The brain activity is drawing. Hopefully this will balance the left-brained activity which I seem to spend most of my time on. For the next nine weeks I will spend Monday afternoons in life drawing classes. I joined the class this week and I loved it. The first two hour class is Developing Life Drawing; the second is Experimental Life Class.
Both classes started with gesture drawing. This involved 10 different poses in 10 minutes, i.e. one minute to capture each pose. I found this very liberating. The focus was on observation. We had been asked to take a roll of lining wallpaper to draw on, so there were no expectations of the outcomes. We were told that we should ‘look’ for more than 90% of the time and when we were drawing, our eyes should be continually moving from the paper to the model and back.
Most interesting for me was that I was told to try not to line draw, to try not start on the outer edges and work inwards, but instead to start in the middle and work outwards and in particular to avoid lines and instead scribble. We were shown drawings by Maggie Hambling and Henry Moore to illustrate this.

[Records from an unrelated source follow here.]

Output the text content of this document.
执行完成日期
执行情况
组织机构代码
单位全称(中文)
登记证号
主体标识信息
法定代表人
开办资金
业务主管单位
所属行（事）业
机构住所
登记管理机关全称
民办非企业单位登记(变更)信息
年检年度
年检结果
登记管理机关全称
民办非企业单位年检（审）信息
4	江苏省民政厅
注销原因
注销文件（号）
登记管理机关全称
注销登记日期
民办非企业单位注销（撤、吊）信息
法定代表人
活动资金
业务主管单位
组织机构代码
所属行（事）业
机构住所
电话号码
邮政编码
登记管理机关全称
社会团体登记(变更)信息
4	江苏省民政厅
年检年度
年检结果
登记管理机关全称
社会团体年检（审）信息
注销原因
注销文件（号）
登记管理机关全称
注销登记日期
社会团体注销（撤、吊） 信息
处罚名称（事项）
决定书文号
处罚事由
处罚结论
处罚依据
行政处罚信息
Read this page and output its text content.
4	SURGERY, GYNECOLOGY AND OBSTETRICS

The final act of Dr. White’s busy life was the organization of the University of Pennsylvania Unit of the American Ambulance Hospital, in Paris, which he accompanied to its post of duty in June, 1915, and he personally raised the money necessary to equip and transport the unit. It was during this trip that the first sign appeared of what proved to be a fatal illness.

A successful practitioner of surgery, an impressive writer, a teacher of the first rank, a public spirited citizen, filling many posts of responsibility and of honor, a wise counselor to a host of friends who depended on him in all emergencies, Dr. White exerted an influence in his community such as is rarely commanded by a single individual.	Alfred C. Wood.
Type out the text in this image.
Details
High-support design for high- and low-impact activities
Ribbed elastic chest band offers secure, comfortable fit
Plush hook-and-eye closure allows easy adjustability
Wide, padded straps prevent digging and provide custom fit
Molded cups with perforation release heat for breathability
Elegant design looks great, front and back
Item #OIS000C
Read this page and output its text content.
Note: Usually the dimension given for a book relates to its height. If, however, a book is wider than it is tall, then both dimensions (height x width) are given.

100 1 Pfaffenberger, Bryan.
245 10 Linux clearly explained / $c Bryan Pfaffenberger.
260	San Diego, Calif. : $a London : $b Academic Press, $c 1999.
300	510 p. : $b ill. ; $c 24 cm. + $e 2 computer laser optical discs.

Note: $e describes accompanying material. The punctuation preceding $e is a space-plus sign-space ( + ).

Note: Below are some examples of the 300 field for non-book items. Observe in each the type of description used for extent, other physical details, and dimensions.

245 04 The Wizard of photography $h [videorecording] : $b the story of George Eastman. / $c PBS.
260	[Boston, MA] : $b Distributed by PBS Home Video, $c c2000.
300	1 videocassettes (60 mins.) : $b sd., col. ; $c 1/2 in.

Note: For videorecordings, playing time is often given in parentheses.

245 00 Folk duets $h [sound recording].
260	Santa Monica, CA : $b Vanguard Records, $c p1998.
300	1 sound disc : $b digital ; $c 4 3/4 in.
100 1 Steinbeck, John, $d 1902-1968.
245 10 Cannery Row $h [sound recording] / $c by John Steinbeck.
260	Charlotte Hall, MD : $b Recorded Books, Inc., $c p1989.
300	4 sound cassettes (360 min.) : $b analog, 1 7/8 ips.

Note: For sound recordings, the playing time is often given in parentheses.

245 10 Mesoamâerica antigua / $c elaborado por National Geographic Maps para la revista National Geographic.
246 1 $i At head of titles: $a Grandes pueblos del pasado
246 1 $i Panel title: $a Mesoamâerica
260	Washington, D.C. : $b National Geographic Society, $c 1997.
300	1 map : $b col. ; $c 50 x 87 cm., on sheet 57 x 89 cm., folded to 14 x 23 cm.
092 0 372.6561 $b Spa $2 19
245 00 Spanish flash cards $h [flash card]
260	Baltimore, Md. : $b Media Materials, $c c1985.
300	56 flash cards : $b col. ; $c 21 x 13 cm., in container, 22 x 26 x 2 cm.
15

Maggie Hambling: Source of image
Henry Moore: Source of image
I can see the parallels between this approach and insider research. The idea that the form/figure will emerge from the scribble resonated with me, particularly since when doing this we were asked to tape our pencils to a long garden cane, so whilst scribbling from the middle, we were at the same time standing at some distance from the paper. This seems to me the same challenge as presented by insider research.